Безработица - стр. 17
– Жестковатое мясо, – жуя зайчатину, сказал Алексей К.
– Ну, ясно, не кролик, – одёрнула его жена.
– А зубы на что? – с набитым ртом отозвался Пётр Н. – Ты, Алексей, смотри лучше, как бы их о дробь не обломать, жена-то, небось, не всю вынула.
– Скажет тоже! – жена Петра Н. всплеснула руками. – Не бойтесь, мясо я проверяла.
– А хоть бы и нет, выбирать не приходится, – жена инженера застыла с куском зайчатины на вилке. – У нас с деньгами совсем плохо.
– С деньгами хорошо, без денег плохо, – снова сострил хозяин. Но никто не улыбнулся. Его жена отложила вилку.
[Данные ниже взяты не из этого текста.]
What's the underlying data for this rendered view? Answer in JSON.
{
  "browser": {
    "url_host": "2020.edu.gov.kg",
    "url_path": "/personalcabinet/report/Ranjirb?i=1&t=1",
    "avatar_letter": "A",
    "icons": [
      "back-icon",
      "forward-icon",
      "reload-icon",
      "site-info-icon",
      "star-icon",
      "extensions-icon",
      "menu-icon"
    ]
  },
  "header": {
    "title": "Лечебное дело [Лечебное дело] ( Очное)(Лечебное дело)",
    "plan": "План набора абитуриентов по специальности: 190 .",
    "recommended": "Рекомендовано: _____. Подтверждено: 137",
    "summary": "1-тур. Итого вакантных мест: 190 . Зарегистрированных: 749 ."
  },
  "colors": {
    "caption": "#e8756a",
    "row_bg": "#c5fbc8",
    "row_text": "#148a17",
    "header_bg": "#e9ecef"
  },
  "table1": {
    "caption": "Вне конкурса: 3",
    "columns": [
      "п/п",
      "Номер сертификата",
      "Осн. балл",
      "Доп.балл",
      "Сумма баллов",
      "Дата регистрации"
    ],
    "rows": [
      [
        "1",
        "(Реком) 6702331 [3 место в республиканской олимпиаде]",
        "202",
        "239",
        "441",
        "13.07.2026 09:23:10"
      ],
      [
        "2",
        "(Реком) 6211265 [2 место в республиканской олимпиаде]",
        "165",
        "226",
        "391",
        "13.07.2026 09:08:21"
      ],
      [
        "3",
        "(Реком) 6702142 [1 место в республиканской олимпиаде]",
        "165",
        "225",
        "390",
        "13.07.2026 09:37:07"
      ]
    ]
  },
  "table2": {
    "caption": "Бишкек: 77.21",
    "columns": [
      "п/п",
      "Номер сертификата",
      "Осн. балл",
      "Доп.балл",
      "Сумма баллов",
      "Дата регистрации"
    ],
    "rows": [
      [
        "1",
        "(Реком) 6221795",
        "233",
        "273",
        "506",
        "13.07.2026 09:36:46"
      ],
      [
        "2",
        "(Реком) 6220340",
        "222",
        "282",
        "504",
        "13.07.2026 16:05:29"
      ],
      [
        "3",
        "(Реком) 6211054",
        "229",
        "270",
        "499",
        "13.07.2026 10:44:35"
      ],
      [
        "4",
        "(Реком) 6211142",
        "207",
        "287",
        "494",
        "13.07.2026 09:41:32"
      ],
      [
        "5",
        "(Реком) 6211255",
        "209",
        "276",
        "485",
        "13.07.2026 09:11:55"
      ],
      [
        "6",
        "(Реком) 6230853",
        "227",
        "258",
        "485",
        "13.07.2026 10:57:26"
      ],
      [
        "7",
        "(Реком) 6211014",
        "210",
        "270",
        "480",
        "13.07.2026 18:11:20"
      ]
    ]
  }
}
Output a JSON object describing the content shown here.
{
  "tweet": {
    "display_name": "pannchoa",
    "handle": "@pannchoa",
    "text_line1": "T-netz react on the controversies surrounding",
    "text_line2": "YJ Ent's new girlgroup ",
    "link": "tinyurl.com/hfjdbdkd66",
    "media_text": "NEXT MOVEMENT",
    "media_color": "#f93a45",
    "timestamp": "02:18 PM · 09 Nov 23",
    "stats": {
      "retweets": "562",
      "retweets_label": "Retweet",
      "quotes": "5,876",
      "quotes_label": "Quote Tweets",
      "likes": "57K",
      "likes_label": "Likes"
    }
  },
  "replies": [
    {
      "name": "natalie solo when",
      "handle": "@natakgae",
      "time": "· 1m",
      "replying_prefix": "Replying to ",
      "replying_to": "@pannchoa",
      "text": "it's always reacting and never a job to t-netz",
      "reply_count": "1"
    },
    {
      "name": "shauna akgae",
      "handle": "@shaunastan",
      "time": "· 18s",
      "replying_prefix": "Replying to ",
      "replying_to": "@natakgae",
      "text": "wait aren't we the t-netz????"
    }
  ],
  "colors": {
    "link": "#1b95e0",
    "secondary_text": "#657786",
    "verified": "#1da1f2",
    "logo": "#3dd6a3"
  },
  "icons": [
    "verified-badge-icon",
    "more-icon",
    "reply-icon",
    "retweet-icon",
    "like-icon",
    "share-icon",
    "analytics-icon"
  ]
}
– Хватит, Петя, не до балагурства. У вас с деньгами плохо, а у нас их просто нет.
– Ну всё, понеслось! – Пётр Н. потянулся за самогоном. – Что же теперь – и не жить? А когда деньги ещё не изобрели, люди без них умирали? И мы не умрём. – Он разлил самогон по рюмкам. – Такие разговоры только аппетит портят, давайте выпьем.
– Ваше здоровье! – поддержал его инженер.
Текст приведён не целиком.